Cybersecurity, deep learning, and body-worn cameras were some of the top trends to watch for this year in the video surveillance market, as vendors seek to roll out more secure and more value-added solutions in the midst of intense competition.
That’s according to IHS Markit in its latest report, which cited the global video surveillance market is expected to grow 7 percent this year.
“Demand for video surveillance equipment is likely to continue growing rapidly in 2017,” the report said, citing 98 million network cameras and almost 29 million HD CCTV cameras will be shipped globally this year.
However, it noted price competition will remain intense. “Competition will not make it easy for vendors to grow revenues and margins. Some will fail in this regard and further consolidation of the supply base is inevitable,” IHS said. “However, there will be opportunities for well-placed vendors. For example, demand for some camera types will grow particularly quickly – 180/360 degree cameras, thermal cameras, and stereoscopic cameras are all examples.”
Among the top trends to watch for this year, cybersecurity – protection against cyberattacks like the DDoS attack through security devices last year – ranks on top. “Like in the ICT industry, value-added partnerships, testing and validation will be critical to the future success of video surveillance cybersecurity. Practical examples include partnerships with cybersecurity companies and utilizing in-house and third-party testing to provide notifications and responses of emerging vulnerabilities,” IHS said.

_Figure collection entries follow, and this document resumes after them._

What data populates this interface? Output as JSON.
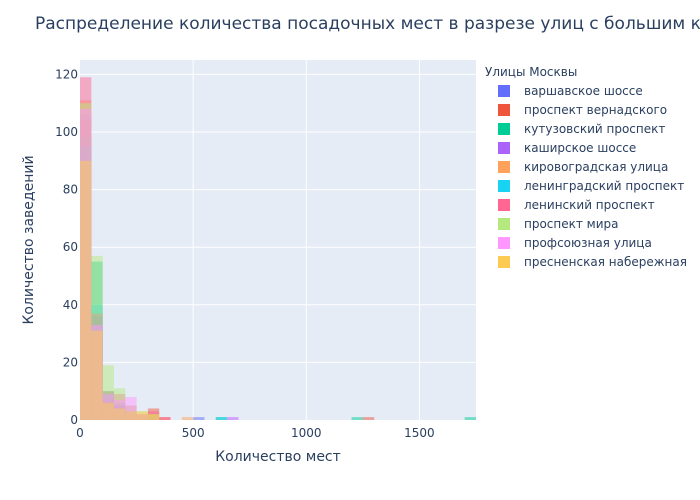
{
  "chart_data": {
    "type": "histogram",
    "title": "Распределение количества посадочных мест в разрезе улиц с большим ко",
    "xlabel": "Количество мест",
    "ylabel": "Количество заведений",
    "xlim": [
      0,
      1750
    ],
    "ylim": [
      0,
      125
    ],
    "x_ticks": [
      0,
      500,
      1000,
      1500
    ],
    "y_ticks": [
      0,
      20,
      40,
      60,
      80,
      100,
      120
    ],
    "bin_width": 50,
    "barmode": "overlay",
    "grid": true,
    "legend_title": "Улицы Москвы",
    "legend_position": "right",
    "series": [
      {
        "name": "варшавское шоссе",
        "color": "#636efa",
        "bins": [
          [
            0,
            106
          ],
          [
            50,
            36
          ],
          [
            100,
            6
          ],
          [
            150,
            5
          ],
          [
            200,
            3
          ],
          [
            250,
            1
          ],
          [
            500,
            1
          ],
          [
            650,
            1
          ]
        ]
      },
      {
        "name": "проспект вернадского",
        "color": "#ef553b",
        "bins": [
          [
            0,
            104
          ],
          [
            50,
            30
          ],
          [
            100,
            7
          ],
          [
            150,
            5
          ],
          [
            200,
            2
          ],
          [
            250,
            2
          ],
          [
            300,
            4
          ],
          [
            350,
            1
          ],
          [
            1250,
            1
          ]
        ]
      },
      {
        "name": "кутузовский проспект",
        "color": "#00cc96",
        "bins": [
          [
            0,
            98
          ],
          [
            50,
            55
          ],
          [
            100,
            10
          ],
          [
            150,
            4
          ],
          [
            200,
            2
          ],
          [
            600,
            1
          ],
          [
            1200,
            1
          ],
          [
            1700,
            1
          ]
        ]
      },
      {
        "name": "каширское шоссе",
        "color": "#ab63fa",
        "bins": [
          [
            0,
            93
          ],
          [
            50,
            33
          ],
          [
            100,
            8
          ],
          [
            150,
            5
          ],
          [
            200,
            2
          ],
          [
            300,
            1
          ]
        ]
      },
      {
        "name": "кировоградская улица",
        "color": "#ffa15a",
        "bins": [
          [
            0,
            111
          ],
          [
            50,
            31
          ],
          [
            100,
            6
          ],
          [
            150,
            4
          ],
          [
            200,
            2
          ],
          [
            250,
            1
          ],
          [
            450,
            1
          ]
        ]
      },
      {
        "name": "ленинградский проспект",
        "color": "#19d3f3",
        "bins": [
          [
            0,
            95
          ],
          [
            50,
            40
          ],
          [
            100,
            9
          ],
          [
            150,
            6
          ],
          [
            200,
            3
          ],
          [
            250,
            1
          ],
          [
            600,
            1
          ]
        ]
      },
      {
        "name": "ленинский проспект",
        "color": "#ff6692",
        "bins": [
          [
            0,
            119
          ],
          [
            50,
            37
          ],
          [
            100,
            10
          ],
          [
            150,
            9
          ],
          [
            200,
            5
          ],
          [
            250,
            2
          ],
          [
            300,
            3
          ],
          [
            350,
            1
          ]
        ]
      },
      {
        "name": "проспект мира",
        "color": "#b6e880",
        "bins": [
          [
            0,
            110
          ],
          [
            50,
            57
          ],
          [
            100,
            19
          ],
          [
            150,
            11
          ],
          [
            200,
            5
          ],
          [
            250,
            3
          ],
          [
            300,
            2
          ]
        ]
      },
      {
        "name": "профсоюзная улица",
        "color": "#ff97ff",
        "bins": [
          [
            0,
            108
          ],
          [
            50,
            33
          ],
          [
            100,
            9
          ],
          [
            150,
            7
          ],
          [
            200,
            8
          ],
          [
            250,
            2
          ],
          [
            650,
            1
          ]
        ]
      },
      {
        "name": "пресненская набережная",
        "color": "#fecb52",
        "bins": [
          [
            0,
            90
          ],
          [
            50,
            31
          ],
          [
            100,
            6
          ],
          [
            150,
            4
          ],
          [
            200,
            3
          ],
          [
            250,
            3
          ],
          [
            300,
            2
          ]
        ]
      }
    ]
  }
}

Another top trend is deep learning. This is significant because before, analytics were more or less error-prone and did not live up to their expectations. But now, both the infrastructure (GPUs, for example) and software are ready to enable machines to “learn” image representations through large amounts of data, thus boosting analytic capabilities significantly.
In particular, IHS noted that China has made significant progress in this regard. “China is the largest video surveillance market in the world. With the numerous large installations of surveillance cameras and massive amounts of video data, the end users in China are eagerly seeking ways to interpret the large amounts of data they collect with VCA, notable examples are the police and traffic departments,” it said. “As a possible differentiator leading to potential market share gains, the deep learning technologies developed by Chinese video surveillance vendors is evolving towards the development of a full value chain ecosystem including collaboration from GPU providers, software developers.”
Another trend is further diversification by Chinese companies. Of note, IHS cited Hikvision and Dahua’s efforts to diversify beyond security equipment, for example into drones, as well as beyond security applications, for example into industrial automation and smart transportation.
Fourthly, body-worn cameras are getting more popular, and their applications beyond law enforcement are expected. “Activities that would normally require two people to be present in order to guarantee safety or standards, for example manned rail line inspection, could potentially be completed by one person with a body-worn camera thus freeing up human resources and reducing costs.
Other trends cited by the report include a shifting in demand for HD CCTV from China to other countries, the use of video in safe cities, and the evolution of VMS user interfaces.